Le maire d'Ustaritz, qui gère la cantine scolaire, a indiqué jeudi que « la mère avait été avertie mardi qu’elle devait venir chercher sa fille qui ne pouvait pas déjeuner à la cantine » mais qu'elle n'est finalement « pas venue ». Dominique Lesbats a assuré que les services de la mairie étaient engagés « depuis plus d'un an » dans une procédure avec les parents de Léa, qui sont selon lui dans « une mésentente terrible », mais que ces derniers malgré « quatre convocations en 2012 » ne se sont « jamais présentés ». Il a précisé que ce n'était pas lui qui avait demandé l'intervention de la policière. Pourtant, dans la soirée, le Syndicat national des policiers municipaux a assuré que la policière avait agi sur ordre de la mairie. « Selon mes informations, la policière avait reçu un ordre direct de la mairie. (...) Elle a ensuite rédigé une main courante et un rapport selon lesquels elle a agi sur instruction », a expliqué Frédéric Foncel, secrétaire général du SNPM-FO.

« Les élèves pensaient que Léa était en prison »

« C'est un procédé irresponsable », a expliqué le directeur de l’école, Laurent Aguergaray, précisant que Léa et ses camarades avaient été traumatisés: « Quand Léa est revenue dans l'après-midi ils étaient étonnés. Ils pensaient qu'elle était en prison. La maîtresse a discuté avec toute la classe pour tenter de dédramatiser ». « On ne prend pas les enfants en otage de cette manière », a-t-il ajouté
L’association de parents d’élèves FCPE64 a jugé, elle, « totalement injustifiable » cette intervention de la police municipale et estime que « la responsabilité de la mairie d'Ustaritz est pleinement et exclusivement engagée ». « S'il y a des impayés, la solution doit être trouvée avec les services sociaux ou par les voies de recouvrement légales », ajoute l'association de parents d'élèves dans un communiqué.

« Ce n'est pas possible, on ne peut pas faire ça »

Le père de Léa, lui, ne décolère pas. « Quand j’ai appris ça, je ne l'ai pas cru, explique-t-il sur RMC. Je me suis dit : "ce n'est pas possible, on ne peut pas faire ça" ! On a donné une barrière, c'est 18 ans, l'âge de la majorité.

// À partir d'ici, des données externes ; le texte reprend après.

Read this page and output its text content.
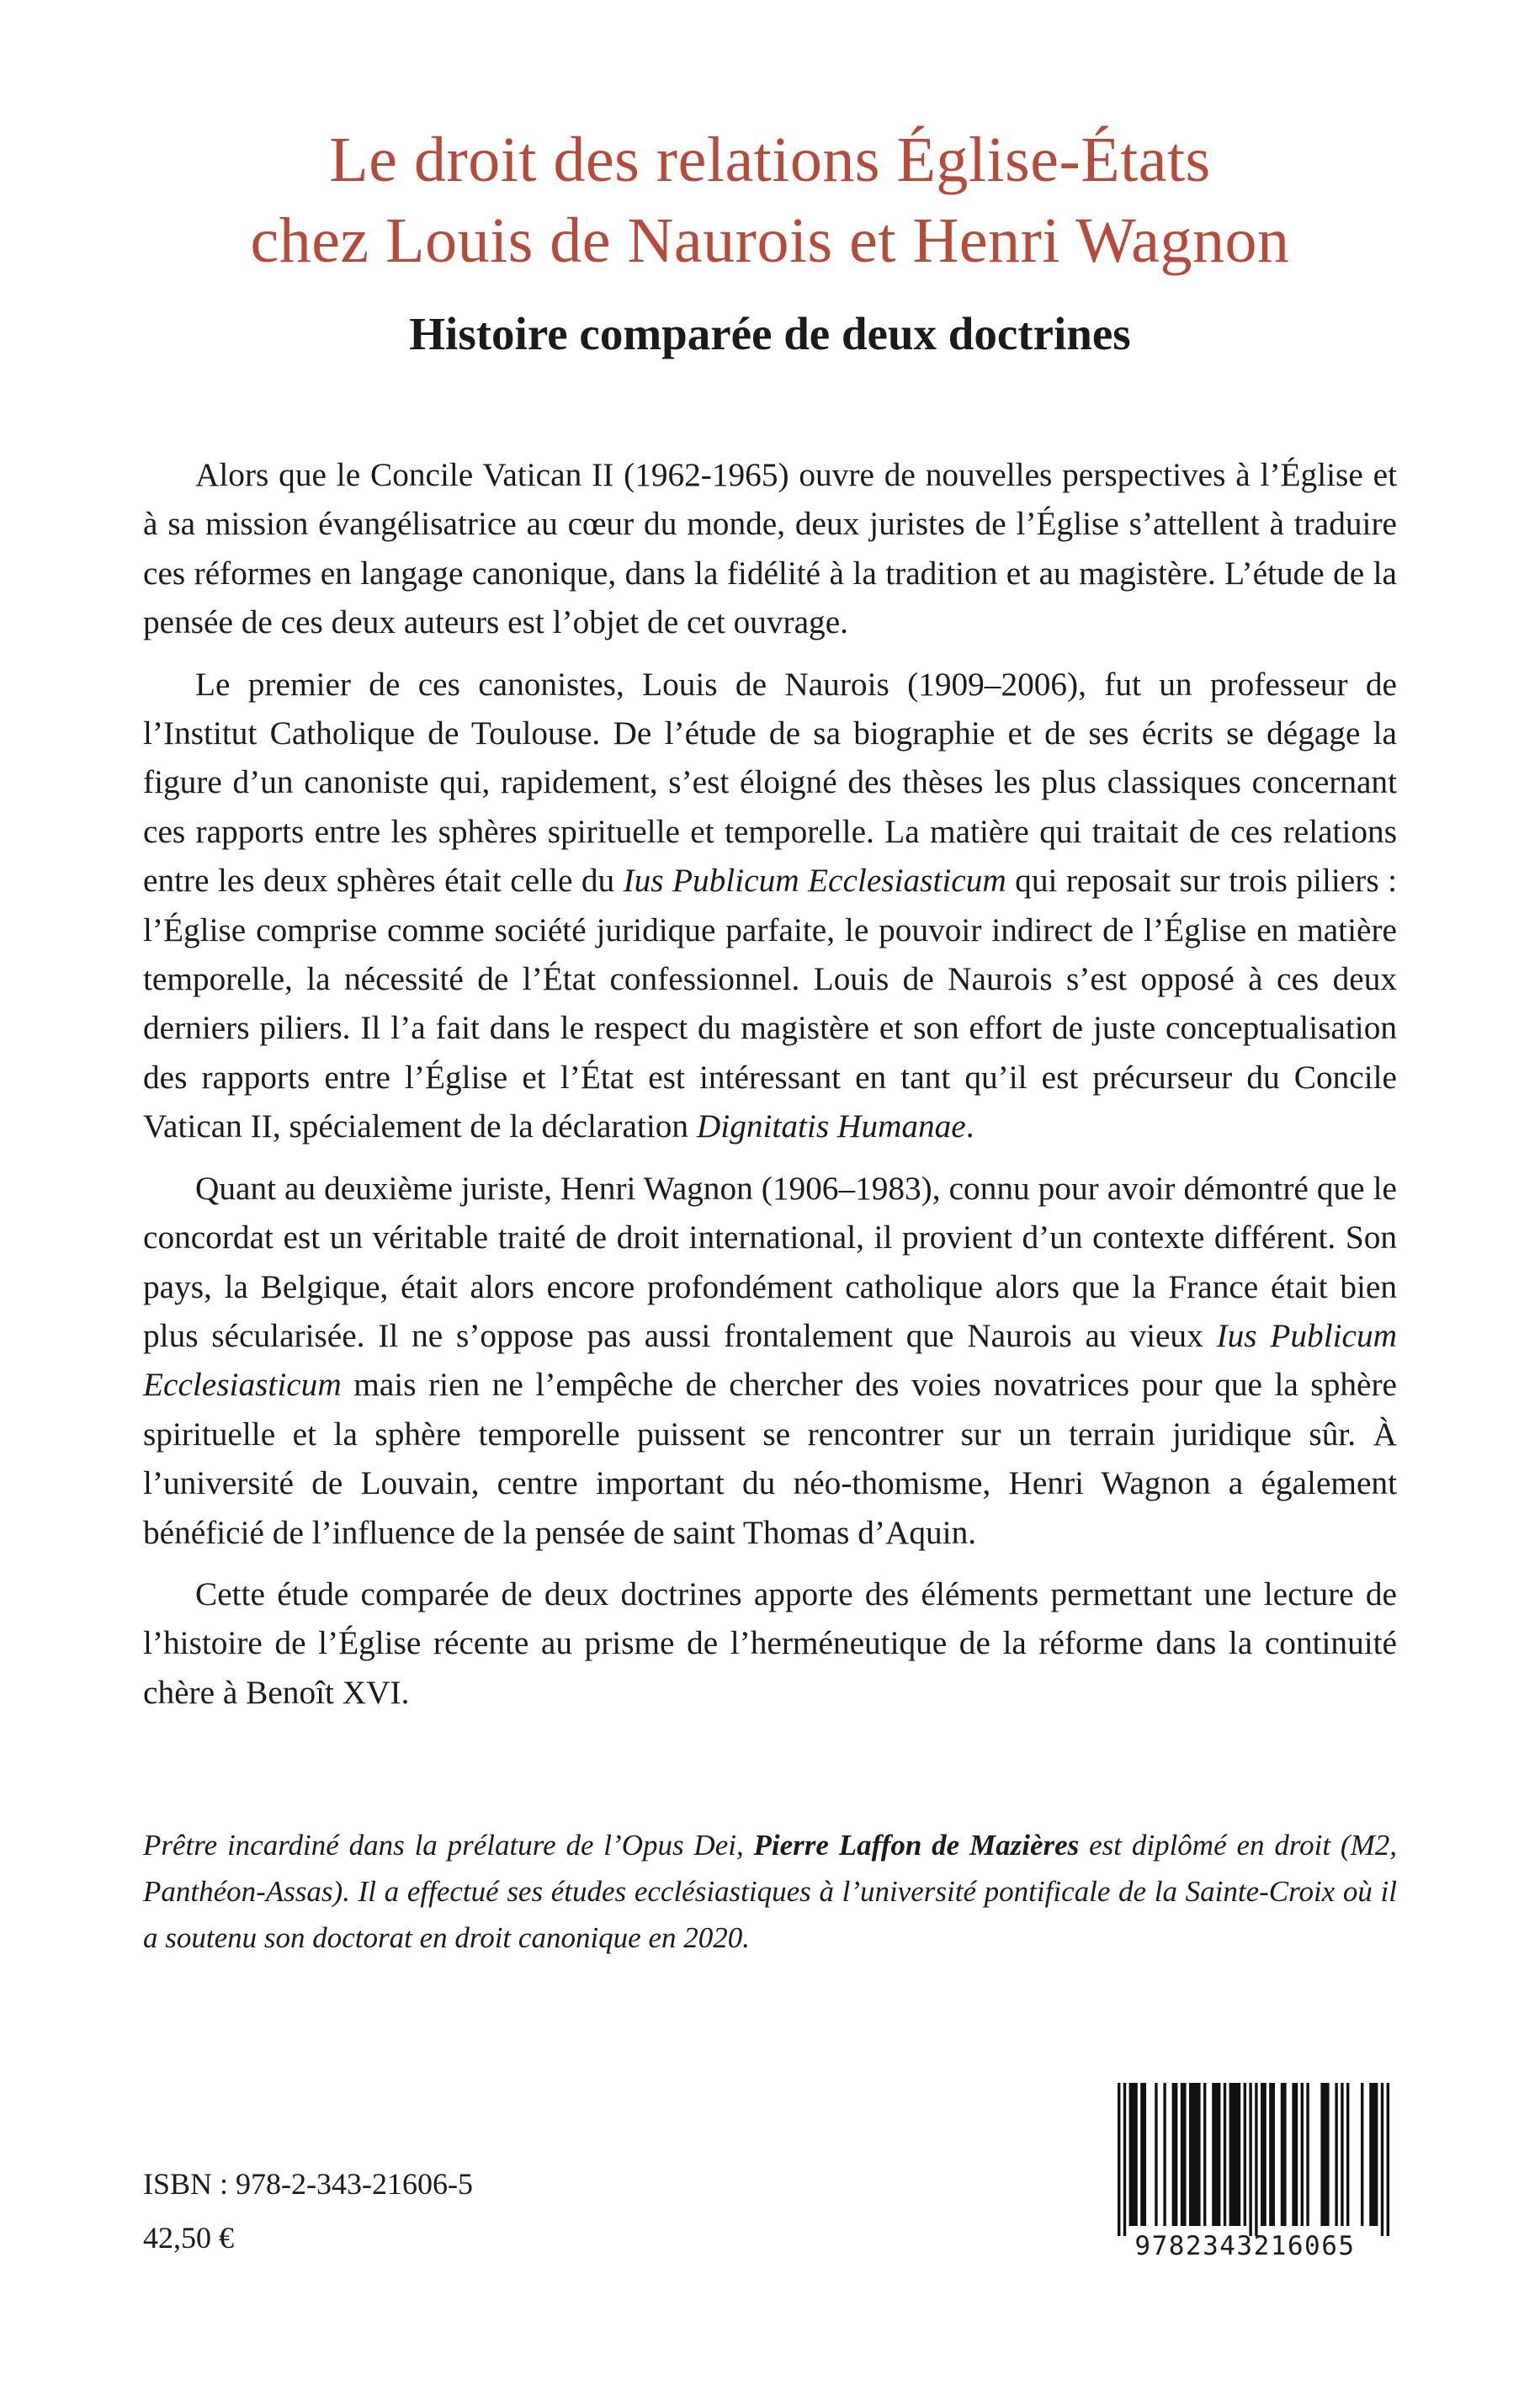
Le droit des relations Église-États
chez Louis de Naurois et Henri Wagnon
Histoire comparée de deux doctrines

Alors que le Concile Vatican II (1962-1965) ouvre de nouvelles perspectives à l’Église et à sa mission évangélisatrice au cœur du monde, deux juristes de l’Église s’attellent à traduire ces réformes en langage canonique, dans la fidélité à la tradition et au magistère. L’étude de la pensée de ces deux auteurs est l’objet de cet ouvrage.

Le premier de ces canonistes, Louis de Naurois (1909–2006), fut un professeur de l’Institut Catholique de Toulouse. De l’étude de sa biographie et de ses écrits se dégage la figure d’un canoniste qui, rapidement, s’est éloigné des thèses les plus classiques concernant ces rapports entre les sphères spirituelle et temporelle. La matière qui traitait de ces relations entre les deux sphères était celle du Ius Publicum Ecclesiasticum qui reposait sur trois piliers : l’Église comprise comme société juridique parfaite, le pouvoir indirect de l’Église en matière temporelle, la nécessité de l’État confessionnel. Louis de Naurois s’est opposé à ces deux derniers piliers. Il l’a fait dans le respect du magistère et son effort de juste conceptualisation des rapports entre l’Église et l’État est intéressant en tant qu’il est précurseur du Concile Vatican II, spécialement de la déclaration Dignitatis Humanae.

Quant au deuxième juriste, Henri Wagnon (1906–1983), connu pour avoir démontré que le concordat est un véritable traité de droit international, il provient d’un contexte différent. Son pays, la Belgique, était alors encore profondément catholique alors que la France était bien plus sécularisée. Il ne s’oppose pas aussi frontalement que Naurois au vieux Ius Publicum Ecclesiasticum mais rien ne l’empêche de chercher des voies novatrices pour que la sphère spirituelle et la sphère temporelle puissent se rencontrer sur un terrain juridique sûr. À l’université de Louvain, centre important du néo-thomisme, Henri Wagnon a également bénéficié de l’influence de la pensée de saint Thomas d’Aquin.

Cette étude comparée de deux doctrines apporte des éléments permettant une lecture de l’histoire de l’Église récente au prisme de l’herméneutique de la réforme dans la continuité chère à Benoît XVI.

Prêtre incardiné dans la prélature de l’Opus Dei, Pierre Laffon de Mazières est diplômé en droit (M2, Panthéon-Assas). Il a effectué ses études ecclésiastiques à l’université pontificale de la Sainte-Croix où il a soutenu son doctorat en droit canonique en 2020.
ISBN : 978-2-343-21606-5
42,50 €	9782343216065
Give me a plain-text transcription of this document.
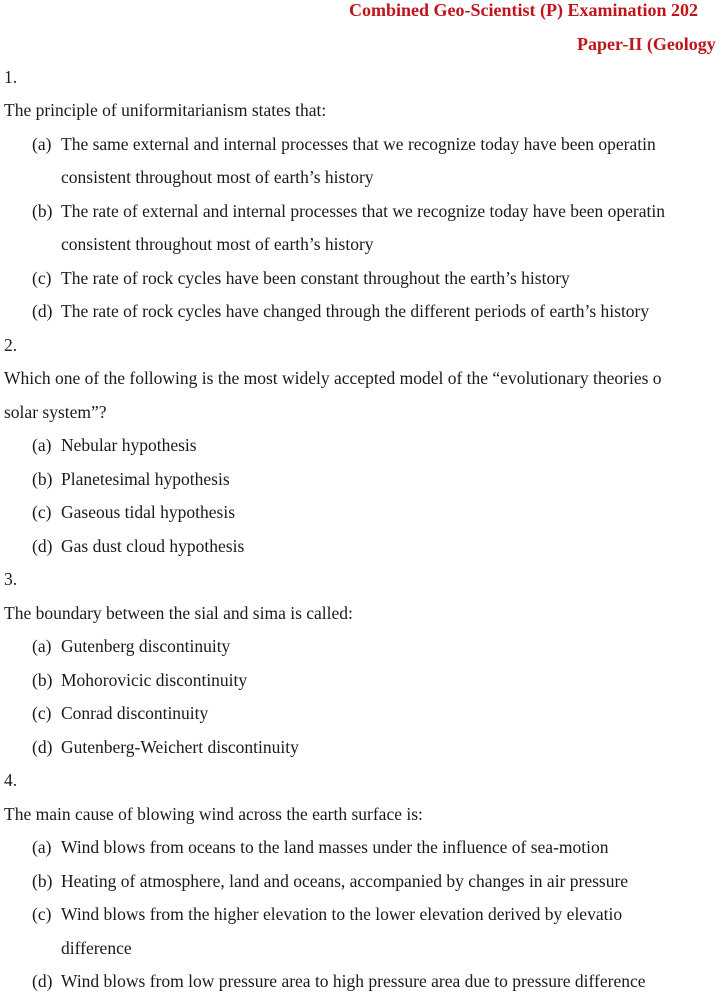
Combined Geo-Scientist (P) Examination 202
Paper-II (Geology
1.
The principle of uniformitarianism states that:
(a) The same external and internal processes that we recognize today have been operatin
consistent throughout most of earth’s history
(b) The rate of external and internal processes that we recognize today have been operatin
consistent throughout most of earth’s history
(c) The rate of rock cycles have been constant throughout the earth’s history
(d) The rate of rock cycles have changed through the different periods of earth’s history
2.
Which one of the following is the most widely accepted model of the “evolutionary theories o
solar system”?
(a) Nebular hypothesis
(b) Planetesimal hypothesis
(c) Gaseous tidal hypothesis
(d) Gas dust cloud hypothesis
3.
The boundary between the sial and sima is called:
(a) Gutenberg discontinuity
(b) Mohorovicic discontinuity
(c) Conrad discontinuity
(d) Gutenberg-Weichert discontinuity
4.
The main cause of blowing wind across the earth surface is:
(a) Wind blows from oceans to the land masses under the influence of sea-motion
(b) Heating of atmosphere, land and oceans, accompanied by changes in air pressure
(c) Wind blows from the higher elevation to the lower elevation derived by elevatio
difference
(d) Wind blows from low pressure area to high pressure area due to pressure difference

A partir de 18 ans on est en capacité de savoir ce qui est bien et ce qui n'est pas bien. Une enfant de 5 ans elle ne le sait pas. Mettre une enfant comme ça au milieu d'une affaire de grand, et lui faire subir ainsi qu'à sa classe un choc, je trouve que c'est totalement irresponsable ».
Les parents ont la garde alternée de la fillette. Le père de Léa a indiqué avoir engagé une procédure pour récupérer la garde de l'enfant.